= Herbert Sutherland =

Herbert Warren Sutherland (26 December 1917 – 1981) was an English author, broadcaster and lecturer. He was born in South Shields in 1917 and his father was a Shetland sea captain. He was educated at Westoe Secondary School and Durham University. He lived in High Heaton, Newcastle upon Tyne, and worked as a deputy headmaster in a Newcastle secondary modern school and then as a lecturer at Newcastle Polytechnic.

Herbert Sutherland had many short stories published, one of which won a prize in a competition held by The Observer.
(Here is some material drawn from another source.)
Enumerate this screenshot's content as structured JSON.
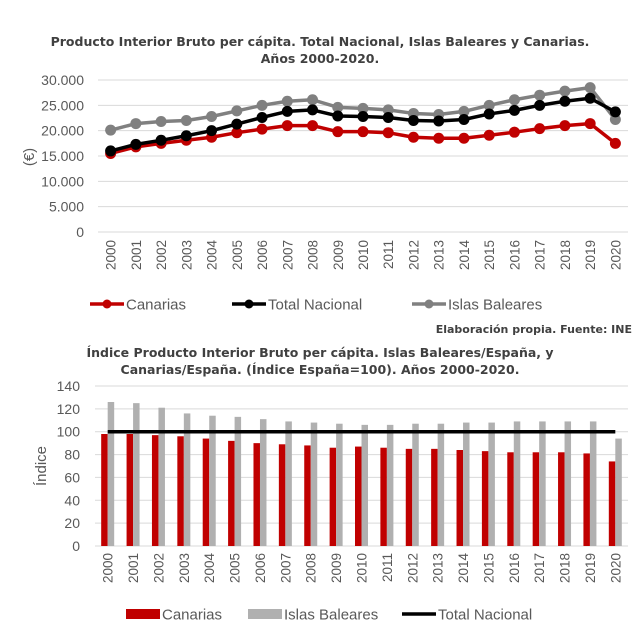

He also wrote for broadcasting in radio and television.

His publications included: The Ambassadors, 1948; Echoes from Ossian, 1949; Fiddle Me Free, 1958; Best Out of Three, 1960; A Case of Knives, 1964; Magnie, 1967.

Fiddle me Free was published in hard cover by Putnam & Co Ltd of England in 1958 with a Corgi Edition in paperback published in 1959.
At last it can be told - How in Persia in 1942 Big Oley, Taff and Alfie were solely responsible for the great Victory of the Bacon, and how incidentally the Colonel got his trousers stolen, with assistance from Big Fatima, a humble toiler in the local entertainment industry. All this in spite of the awful obstacles the three had to face. The Colonel, the Padre, and the RSM…

Best Out of Three was published by Geoffrey Bles Ltd of 52 Doughty Street, London WC1 in 1960 and was printed by Cox and Wyman Ltd of Fakenham in hard cover with a dust jacket. This book won the Northern Arts Award in 1966.

A Case of Knives was also published by Bles in 1964 and also printed by Cox & Wyman in hard cover with a dust jacket.

On page 24 of A Case of Knives he mentions (probably autobiographically) that his first novel was a cynical army farce about a group of privates dedicated to getting out of the army and goes on to say that he had started a sequel with the same bunch teaching in a secondary modern school but the lack of enthusiasm with which the first novel had been received by the publishers had inclined him to the view that his brand of humour was not universal and consequently he had ditched the sequel.

Magnie, with the same publisher and printer, in hard cover with a dust jacket came out in 1967.

He also appeared in The filmed element of an edition of the Tyne Tees Television programme Access - Herbie Sutherland.